A new poll shows Lori Lightfoot running away with her lead over Cook County Board President Toni Preckwinkle ahead of the upcoming April 2 runoff election.
The poll, sampling 400 likely Chicago voters, asked who they would vote for if the election were held that day.
Fifty-eight percent chose Lightfoot and 30 percent chose Preckwinkle. Twelve percent remain undecided.
The poll was conducted by the Stand for Children IL PAC, a non-partisan education advocacy group, via interviews on landlines and cell phones in the two days following the general election. The poll has a margin of error of plus-or-minus 4.9 percent.

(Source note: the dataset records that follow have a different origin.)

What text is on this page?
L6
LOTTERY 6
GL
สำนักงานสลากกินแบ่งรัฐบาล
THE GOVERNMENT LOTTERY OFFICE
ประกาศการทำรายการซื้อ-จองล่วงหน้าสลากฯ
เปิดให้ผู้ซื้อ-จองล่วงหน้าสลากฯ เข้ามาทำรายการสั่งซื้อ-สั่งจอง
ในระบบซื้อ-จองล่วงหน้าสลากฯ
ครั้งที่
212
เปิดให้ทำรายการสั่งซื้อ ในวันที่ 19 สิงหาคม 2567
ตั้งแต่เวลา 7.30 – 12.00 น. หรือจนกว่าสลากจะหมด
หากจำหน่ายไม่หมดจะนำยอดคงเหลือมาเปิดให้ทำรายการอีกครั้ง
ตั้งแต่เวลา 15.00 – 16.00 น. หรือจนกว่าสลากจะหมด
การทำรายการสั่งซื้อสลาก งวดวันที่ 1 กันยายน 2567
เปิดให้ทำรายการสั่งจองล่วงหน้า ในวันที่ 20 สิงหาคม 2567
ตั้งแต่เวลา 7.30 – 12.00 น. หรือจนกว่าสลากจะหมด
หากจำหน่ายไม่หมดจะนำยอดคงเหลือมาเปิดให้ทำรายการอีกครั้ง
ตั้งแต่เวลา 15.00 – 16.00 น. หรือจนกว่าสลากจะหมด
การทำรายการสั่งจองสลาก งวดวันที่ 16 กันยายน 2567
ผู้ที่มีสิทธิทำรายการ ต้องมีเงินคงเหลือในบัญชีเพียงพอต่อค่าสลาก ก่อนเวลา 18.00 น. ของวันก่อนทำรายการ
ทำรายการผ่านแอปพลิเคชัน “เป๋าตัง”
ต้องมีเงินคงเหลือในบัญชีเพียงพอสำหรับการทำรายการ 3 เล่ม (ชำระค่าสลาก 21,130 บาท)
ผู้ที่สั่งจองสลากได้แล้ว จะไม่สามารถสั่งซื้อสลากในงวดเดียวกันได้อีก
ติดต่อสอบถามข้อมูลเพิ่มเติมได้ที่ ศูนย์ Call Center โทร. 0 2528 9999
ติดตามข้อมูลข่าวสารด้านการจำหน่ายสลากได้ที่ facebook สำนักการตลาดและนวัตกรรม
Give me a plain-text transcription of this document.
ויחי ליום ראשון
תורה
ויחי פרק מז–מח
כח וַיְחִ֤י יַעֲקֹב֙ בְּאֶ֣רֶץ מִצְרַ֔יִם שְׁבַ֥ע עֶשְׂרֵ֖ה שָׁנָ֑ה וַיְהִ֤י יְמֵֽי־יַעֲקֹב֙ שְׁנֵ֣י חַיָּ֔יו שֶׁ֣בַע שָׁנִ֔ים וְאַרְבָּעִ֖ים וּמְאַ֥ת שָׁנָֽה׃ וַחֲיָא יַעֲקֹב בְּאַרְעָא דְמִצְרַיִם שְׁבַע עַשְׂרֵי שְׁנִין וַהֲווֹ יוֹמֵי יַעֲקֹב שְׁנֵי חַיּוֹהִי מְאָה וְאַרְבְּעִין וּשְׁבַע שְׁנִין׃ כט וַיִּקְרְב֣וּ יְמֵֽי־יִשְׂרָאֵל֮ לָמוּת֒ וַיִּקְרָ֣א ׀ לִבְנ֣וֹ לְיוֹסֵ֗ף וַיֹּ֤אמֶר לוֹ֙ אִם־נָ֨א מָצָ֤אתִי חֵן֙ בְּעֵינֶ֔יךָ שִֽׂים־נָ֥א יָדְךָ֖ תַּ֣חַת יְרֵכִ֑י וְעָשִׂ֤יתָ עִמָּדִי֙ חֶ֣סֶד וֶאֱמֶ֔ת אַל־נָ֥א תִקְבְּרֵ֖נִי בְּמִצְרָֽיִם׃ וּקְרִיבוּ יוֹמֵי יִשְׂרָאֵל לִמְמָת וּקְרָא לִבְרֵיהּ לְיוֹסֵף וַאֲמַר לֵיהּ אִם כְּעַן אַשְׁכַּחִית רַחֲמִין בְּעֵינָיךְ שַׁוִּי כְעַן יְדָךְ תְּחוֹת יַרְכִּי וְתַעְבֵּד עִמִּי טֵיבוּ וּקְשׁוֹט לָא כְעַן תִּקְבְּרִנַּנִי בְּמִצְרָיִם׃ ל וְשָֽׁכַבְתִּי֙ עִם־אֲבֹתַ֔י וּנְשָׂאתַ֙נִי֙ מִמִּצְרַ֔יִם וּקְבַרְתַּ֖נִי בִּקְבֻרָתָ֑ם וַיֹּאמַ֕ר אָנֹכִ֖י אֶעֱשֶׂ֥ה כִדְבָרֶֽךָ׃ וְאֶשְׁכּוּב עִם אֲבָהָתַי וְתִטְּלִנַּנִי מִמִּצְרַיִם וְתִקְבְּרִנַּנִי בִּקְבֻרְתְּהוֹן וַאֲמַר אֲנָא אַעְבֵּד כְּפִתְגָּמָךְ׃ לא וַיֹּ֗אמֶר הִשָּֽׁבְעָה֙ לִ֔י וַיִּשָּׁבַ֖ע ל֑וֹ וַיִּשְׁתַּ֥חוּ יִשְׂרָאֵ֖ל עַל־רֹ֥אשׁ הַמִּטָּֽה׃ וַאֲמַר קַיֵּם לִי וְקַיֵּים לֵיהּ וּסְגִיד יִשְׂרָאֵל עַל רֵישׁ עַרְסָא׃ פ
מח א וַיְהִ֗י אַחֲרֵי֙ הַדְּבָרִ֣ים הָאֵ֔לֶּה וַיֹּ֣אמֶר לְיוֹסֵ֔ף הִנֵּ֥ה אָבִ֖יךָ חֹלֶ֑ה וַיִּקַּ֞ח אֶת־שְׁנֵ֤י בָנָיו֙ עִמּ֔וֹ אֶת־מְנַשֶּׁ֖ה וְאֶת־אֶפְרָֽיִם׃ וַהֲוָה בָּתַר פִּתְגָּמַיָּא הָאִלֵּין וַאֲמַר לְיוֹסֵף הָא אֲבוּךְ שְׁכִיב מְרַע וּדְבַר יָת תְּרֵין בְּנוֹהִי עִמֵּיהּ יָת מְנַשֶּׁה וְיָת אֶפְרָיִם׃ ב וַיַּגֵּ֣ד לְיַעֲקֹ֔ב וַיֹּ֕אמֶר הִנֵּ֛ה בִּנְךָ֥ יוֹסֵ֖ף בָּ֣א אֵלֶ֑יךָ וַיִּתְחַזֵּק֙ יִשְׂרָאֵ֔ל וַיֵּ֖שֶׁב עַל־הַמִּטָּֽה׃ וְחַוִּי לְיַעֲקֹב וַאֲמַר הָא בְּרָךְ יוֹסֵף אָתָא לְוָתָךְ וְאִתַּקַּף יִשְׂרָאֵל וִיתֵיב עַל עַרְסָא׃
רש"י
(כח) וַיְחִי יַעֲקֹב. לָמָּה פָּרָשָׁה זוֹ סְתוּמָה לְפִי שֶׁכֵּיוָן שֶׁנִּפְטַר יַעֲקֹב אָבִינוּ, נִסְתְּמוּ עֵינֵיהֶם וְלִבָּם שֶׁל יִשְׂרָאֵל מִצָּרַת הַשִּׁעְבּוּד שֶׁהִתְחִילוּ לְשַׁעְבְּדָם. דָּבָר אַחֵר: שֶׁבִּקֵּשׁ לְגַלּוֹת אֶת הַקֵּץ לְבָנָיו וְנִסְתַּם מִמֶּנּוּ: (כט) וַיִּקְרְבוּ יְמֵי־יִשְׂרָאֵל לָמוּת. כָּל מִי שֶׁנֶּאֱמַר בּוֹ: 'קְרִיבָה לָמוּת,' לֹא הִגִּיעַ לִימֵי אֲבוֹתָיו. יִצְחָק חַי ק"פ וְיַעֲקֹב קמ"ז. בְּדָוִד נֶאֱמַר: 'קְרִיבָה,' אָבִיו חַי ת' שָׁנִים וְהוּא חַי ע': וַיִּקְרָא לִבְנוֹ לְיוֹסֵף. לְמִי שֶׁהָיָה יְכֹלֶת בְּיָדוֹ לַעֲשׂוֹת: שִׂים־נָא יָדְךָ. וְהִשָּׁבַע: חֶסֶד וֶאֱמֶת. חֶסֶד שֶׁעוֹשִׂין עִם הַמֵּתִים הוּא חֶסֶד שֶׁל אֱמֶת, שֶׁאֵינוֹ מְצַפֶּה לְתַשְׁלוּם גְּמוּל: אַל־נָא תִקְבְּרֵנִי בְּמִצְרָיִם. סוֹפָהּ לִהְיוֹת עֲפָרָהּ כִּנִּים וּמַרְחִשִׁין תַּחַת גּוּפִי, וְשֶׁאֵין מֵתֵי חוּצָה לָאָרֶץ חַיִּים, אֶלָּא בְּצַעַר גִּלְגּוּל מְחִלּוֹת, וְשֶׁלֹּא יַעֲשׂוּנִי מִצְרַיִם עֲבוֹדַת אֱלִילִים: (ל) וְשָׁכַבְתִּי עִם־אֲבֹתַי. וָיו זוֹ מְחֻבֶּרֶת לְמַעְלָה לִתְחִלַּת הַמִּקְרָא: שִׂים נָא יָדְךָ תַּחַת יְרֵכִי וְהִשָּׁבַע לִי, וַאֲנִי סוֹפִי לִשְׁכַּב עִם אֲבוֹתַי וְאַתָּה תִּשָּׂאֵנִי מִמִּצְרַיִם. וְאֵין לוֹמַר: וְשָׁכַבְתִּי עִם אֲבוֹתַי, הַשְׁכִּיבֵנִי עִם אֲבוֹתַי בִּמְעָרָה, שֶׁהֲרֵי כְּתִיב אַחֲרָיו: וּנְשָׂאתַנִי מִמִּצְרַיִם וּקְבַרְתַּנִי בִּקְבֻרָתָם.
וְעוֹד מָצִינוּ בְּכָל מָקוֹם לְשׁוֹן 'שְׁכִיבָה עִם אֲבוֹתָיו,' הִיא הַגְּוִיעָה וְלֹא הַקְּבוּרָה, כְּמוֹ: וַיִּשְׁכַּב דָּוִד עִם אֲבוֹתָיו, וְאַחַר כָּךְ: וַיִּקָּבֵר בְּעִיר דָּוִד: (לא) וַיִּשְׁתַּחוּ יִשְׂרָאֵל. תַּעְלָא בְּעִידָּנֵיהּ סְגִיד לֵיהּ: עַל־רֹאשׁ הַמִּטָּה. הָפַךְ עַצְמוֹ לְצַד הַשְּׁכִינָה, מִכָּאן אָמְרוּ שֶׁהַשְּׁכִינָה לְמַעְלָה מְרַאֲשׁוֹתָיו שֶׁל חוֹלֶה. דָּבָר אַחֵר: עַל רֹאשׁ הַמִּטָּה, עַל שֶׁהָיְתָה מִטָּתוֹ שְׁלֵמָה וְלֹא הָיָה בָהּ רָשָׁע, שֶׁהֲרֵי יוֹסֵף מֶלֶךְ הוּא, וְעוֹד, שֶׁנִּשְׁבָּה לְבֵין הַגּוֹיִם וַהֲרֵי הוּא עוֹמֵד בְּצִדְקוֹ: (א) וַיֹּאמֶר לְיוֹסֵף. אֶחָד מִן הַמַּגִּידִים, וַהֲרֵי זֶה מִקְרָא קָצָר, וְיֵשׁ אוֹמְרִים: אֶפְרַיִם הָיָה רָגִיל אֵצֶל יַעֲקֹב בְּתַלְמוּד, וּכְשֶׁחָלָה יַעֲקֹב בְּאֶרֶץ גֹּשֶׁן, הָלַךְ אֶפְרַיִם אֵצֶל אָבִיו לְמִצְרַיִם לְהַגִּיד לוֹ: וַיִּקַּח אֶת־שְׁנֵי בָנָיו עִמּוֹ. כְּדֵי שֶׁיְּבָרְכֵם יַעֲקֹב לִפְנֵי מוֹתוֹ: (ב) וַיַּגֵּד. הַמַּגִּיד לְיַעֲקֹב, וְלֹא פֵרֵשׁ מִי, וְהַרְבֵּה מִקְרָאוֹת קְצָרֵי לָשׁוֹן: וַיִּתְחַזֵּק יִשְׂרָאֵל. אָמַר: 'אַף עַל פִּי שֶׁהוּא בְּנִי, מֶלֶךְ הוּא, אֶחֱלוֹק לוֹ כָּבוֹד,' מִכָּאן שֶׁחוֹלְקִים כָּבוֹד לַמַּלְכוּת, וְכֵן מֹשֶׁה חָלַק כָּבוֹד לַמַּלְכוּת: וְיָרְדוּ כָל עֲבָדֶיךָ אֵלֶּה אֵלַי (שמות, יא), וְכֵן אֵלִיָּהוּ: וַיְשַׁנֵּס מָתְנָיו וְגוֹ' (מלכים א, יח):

Lightfoot secured a surprising upset over several well-positioned candidates in the Feb. 26 election, taking home 17.5 percent of the vote, compared to Preckwinkle’s 16 percent.
Lightfoot surged late in the race after she was endorsed by the Chicago Sun-Times. An NBC5/Telemundo poll conducted in the days after the newspaper’s endorsement and just two weeks before the election, put her at 10 percent and had Preckwinkle in the lead with 14 percent.
“Both candidates have made education a priority of their campaigns," said Mimi Rodman, the PAC’s chairperson, in a statement. "The question is which of them can truly deliver and put words into action."